NATO defence ministers are expected to approve plans to bolster the alliance along its eastern flank, Secretary General Jens Stoltenberg said Wednesday, in a move aimed at countering the perceived threat from Russia.

Relations between NATO and Russia in the last two years have reached their lowest level since the Cold War, following Moscow's actions in Ukraine, where it is accused of supporting pro-Russian separatists and has annexed the Crimean peninsula.

The military alliance has already taken steps to reassure its eastern members, who feel threatened by Russia. The new plan aims to take this further, with a combination of flexible ground forces and rapidly deployable reinforcements to deter any potential aggressor.

"I expect the defence ministers to agree to enhance our forward presence in the eastern part of our alliance," Stoltenberg said Wednesday, ahead of a two-day meeting of NATO defence ministers in Brussels.
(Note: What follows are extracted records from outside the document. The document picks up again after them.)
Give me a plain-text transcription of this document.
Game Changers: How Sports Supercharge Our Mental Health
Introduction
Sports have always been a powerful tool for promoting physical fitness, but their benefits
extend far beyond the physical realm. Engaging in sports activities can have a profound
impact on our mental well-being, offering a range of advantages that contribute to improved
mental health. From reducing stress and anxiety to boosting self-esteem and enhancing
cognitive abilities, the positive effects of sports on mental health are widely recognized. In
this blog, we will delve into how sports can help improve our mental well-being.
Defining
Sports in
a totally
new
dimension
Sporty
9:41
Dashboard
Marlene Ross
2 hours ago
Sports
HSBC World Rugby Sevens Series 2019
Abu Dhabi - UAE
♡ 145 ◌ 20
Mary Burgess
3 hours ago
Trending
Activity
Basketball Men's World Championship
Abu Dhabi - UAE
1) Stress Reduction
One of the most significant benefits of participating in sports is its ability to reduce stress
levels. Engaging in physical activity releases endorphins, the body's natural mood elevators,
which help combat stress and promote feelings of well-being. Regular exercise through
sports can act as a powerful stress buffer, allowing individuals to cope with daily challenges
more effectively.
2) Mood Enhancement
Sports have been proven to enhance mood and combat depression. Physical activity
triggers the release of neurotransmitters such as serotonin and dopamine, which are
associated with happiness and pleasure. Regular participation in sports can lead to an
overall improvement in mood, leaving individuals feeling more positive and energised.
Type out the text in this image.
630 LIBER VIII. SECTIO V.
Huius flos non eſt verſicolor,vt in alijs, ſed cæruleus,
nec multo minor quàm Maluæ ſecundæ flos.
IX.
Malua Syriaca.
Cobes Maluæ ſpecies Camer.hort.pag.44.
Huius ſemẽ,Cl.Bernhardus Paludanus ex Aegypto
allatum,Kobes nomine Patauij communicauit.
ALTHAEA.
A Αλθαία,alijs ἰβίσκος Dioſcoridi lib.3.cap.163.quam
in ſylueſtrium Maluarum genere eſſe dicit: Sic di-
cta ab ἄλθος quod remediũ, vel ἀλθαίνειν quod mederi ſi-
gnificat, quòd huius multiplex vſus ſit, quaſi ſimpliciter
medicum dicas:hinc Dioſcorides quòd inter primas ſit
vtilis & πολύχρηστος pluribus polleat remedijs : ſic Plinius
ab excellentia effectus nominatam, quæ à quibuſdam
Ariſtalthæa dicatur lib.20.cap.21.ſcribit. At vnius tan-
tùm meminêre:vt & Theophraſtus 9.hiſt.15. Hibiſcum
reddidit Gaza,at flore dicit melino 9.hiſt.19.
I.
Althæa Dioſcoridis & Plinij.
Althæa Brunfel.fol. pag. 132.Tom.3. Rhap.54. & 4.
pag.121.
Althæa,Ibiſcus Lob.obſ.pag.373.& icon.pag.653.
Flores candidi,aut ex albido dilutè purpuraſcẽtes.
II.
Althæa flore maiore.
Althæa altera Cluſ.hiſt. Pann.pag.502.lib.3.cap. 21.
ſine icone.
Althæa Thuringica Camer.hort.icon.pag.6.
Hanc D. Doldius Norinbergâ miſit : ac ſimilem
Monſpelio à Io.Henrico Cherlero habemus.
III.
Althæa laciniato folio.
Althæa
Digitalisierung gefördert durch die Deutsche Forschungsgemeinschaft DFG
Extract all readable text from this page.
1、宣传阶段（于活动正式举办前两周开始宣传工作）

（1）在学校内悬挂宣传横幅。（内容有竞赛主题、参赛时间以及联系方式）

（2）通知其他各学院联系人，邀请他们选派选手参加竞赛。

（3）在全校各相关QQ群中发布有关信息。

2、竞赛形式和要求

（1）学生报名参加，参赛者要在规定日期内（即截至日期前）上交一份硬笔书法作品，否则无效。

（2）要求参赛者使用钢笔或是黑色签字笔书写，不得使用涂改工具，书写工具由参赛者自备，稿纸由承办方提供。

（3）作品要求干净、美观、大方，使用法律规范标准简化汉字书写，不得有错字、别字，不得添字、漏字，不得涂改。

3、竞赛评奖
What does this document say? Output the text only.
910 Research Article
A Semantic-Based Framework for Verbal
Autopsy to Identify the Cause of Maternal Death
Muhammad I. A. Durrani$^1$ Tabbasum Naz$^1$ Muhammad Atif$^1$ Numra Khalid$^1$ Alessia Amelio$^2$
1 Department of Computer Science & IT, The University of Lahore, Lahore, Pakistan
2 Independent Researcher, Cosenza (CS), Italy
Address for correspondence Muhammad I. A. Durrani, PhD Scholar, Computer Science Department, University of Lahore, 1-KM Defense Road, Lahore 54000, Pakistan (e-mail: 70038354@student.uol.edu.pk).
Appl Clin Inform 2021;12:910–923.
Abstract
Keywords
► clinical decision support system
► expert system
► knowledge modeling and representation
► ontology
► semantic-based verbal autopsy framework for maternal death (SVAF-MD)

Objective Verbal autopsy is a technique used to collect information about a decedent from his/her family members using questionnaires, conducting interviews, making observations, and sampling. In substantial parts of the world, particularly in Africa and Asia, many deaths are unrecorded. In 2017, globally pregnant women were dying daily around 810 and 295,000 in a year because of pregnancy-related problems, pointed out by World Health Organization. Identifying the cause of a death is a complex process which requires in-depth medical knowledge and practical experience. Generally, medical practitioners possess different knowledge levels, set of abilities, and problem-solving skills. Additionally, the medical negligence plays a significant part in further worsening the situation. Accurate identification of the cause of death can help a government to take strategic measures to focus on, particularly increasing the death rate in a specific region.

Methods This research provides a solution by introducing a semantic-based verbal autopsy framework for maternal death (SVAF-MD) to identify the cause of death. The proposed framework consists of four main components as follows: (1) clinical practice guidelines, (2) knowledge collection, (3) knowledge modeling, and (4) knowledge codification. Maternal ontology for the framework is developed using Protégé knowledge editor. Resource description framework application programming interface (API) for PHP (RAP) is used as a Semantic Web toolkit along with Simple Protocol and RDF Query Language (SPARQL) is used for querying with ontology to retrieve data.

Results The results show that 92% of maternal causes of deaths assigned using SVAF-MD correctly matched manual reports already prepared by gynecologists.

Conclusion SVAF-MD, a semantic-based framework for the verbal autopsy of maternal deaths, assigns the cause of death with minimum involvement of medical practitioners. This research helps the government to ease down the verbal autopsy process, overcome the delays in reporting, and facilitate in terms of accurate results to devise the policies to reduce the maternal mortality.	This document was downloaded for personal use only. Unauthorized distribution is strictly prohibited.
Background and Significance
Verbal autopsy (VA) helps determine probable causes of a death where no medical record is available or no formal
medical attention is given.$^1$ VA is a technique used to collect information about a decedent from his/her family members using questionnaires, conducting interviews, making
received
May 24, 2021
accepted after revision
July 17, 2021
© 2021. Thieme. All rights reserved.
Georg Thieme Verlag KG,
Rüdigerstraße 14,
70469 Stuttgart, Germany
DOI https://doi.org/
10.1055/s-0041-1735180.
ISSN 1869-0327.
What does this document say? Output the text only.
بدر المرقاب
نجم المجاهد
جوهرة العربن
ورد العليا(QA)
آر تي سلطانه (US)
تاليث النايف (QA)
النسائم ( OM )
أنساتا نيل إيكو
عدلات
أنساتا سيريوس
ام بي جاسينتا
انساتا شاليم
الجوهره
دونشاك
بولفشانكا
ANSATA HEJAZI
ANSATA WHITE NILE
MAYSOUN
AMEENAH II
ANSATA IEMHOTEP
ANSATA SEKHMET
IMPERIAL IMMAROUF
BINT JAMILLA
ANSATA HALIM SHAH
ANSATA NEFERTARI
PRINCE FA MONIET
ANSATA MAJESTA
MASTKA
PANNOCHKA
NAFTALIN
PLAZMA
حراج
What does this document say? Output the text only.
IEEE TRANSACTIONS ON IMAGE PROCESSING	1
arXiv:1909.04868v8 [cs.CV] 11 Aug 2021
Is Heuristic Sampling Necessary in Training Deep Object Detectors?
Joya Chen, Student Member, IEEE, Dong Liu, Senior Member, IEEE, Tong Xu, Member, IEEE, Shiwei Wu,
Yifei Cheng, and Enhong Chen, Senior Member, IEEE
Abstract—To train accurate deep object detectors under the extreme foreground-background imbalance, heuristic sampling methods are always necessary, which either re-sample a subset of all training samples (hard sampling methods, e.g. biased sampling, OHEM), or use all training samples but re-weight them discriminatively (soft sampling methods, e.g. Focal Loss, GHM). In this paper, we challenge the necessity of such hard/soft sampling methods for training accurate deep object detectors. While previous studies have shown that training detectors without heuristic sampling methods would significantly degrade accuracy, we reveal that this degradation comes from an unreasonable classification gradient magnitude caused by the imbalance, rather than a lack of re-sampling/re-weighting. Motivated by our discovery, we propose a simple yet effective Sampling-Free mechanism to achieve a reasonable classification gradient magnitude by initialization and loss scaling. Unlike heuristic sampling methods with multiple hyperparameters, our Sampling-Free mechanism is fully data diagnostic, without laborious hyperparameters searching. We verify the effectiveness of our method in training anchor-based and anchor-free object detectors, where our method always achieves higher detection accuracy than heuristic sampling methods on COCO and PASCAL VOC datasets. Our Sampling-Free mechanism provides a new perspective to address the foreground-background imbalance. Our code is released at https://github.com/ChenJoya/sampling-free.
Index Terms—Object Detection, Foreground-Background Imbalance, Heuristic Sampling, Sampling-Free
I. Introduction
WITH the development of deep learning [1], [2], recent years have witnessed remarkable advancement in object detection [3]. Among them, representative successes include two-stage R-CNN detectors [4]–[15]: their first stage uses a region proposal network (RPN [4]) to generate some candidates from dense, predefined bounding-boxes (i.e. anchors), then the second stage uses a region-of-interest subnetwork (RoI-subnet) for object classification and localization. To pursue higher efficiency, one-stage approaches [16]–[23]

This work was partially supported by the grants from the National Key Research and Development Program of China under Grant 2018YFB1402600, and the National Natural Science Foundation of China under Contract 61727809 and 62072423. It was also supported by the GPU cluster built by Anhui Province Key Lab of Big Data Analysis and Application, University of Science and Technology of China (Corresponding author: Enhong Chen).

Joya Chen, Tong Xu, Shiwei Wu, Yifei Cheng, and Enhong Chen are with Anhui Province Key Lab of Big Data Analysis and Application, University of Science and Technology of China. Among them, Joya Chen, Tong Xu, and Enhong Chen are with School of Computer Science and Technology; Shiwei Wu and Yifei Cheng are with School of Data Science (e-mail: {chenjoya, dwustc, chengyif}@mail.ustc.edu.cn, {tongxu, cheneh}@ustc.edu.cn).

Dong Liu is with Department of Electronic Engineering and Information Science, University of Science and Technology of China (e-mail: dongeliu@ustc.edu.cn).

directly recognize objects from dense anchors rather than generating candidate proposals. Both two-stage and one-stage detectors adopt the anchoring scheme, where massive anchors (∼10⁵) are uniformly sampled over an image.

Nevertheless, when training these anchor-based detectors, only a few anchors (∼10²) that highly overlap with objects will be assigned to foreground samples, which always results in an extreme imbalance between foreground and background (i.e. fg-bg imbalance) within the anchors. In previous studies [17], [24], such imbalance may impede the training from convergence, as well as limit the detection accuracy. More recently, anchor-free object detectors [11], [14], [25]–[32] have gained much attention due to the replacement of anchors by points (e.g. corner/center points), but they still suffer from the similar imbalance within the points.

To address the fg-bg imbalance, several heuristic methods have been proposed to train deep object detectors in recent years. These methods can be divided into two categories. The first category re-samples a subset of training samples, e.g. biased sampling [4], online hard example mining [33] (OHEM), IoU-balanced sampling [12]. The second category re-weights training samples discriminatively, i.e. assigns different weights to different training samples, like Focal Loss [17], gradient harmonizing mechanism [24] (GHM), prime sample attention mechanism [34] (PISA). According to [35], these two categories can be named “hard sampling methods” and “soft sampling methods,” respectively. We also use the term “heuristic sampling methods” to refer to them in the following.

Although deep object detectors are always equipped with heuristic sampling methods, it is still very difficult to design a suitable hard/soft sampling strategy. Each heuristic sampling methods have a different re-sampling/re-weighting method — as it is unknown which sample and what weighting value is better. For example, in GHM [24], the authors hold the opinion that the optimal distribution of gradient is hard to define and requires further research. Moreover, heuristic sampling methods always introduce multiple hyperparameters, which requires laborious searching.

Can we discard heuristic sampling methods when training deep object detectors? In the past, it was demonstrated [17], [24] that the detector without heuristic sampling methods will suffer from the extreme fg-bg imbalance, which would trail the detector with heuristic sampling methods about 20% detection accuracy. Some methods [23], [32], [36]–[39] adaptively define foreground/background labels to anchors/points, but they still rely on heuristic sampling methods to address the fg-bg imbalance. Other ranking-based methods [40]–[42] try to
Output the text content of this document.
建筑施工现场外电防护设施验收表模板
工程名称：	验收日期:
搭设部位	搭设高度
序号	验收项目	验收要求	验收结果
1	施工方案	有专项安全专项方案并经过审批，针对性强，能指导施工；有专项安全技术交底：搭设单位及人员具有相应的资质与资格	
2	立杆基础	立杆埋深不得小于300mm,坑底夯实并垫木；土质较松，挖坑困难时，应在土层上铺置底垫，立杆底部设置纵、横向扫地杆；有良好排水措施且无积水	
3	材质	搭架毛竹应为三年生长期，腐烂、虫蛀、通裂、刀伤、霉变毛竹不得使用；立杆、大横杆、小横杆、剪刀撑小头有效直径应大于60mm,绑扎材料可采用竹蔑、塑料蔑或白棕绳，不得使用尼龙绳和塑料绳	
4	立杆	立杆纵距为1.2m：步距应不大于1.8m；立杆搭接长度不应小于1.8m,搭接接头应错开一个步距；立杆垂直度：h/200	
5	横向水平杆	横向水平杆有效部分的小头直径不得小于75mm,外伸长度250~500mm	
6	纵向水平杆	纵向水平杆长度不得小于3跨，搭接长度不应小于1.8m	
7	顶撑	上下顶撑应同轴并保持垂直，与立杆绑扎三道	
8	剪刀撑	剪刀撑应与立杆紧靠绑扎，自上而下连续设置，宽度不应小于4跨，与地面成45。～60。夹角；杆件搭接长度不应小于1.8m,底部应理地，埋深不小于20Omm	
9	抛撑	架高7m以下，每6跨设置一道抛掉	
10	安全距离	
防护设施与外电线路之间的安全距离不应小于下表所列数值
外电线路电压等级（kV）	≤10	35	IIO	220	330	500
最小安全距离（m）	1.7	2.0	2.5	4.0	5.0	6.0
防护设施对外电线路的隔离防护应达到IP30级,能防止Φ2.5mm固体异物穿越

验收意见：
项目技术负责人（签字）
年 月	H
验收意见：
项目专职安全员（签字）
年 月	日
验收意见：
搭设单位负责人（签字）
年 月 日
The aim is to create a "multinational" force presence that will send a "very strong signal" of NATO's unity, he added. NATO sources have spoken of positioning several thousand troops across countries such as Poland and the Baltic states.

NATO is taking a "more muscular approach than it has done since the Cold War," while only doing "as much as is strictly necessary," the British ambassador to the alliance, Adam Thomson, said of the plans.

The alliance has been at pains to respect an agreement struck with Russia in 1997 to refrain from the "additional permanent stationing of substantial combat forces" in Eastern Europe.

But Russian Foreign Minister Sergei Lavrov accused NATO of inflating fears of a Russian threat to justify its existence and to expand eastwards, in comments to the Moskovsky Komsomolets newspaper, carried by TASS news agency.

NATO should "stay within its borders," he said, while criticizing the alliance for inviting Montenegro to join. NATO's actions are creating a "destabilizing factor for global stability," Lavrov warned.

The meeting of defence ministers comes ahead of NATO's next two-year summit, taking place in Warsaw in July. By then, the alliance is due to flesh out its new deterrent approach and seek commitments from its members.

Last week, US President Barack Obama took the lead by announcing plans to seek a fourfold increase - to 3.4 billion dollars - in Washington's funding of European security in the 2017 budget.

The money would be used in part to have an overall 3,000 US soldiers stationed in Europe on a rotational basis at any one time, as well as prepositioning military equipment that could be quickly available in case of an emergency, a US official said on condition of anonymity.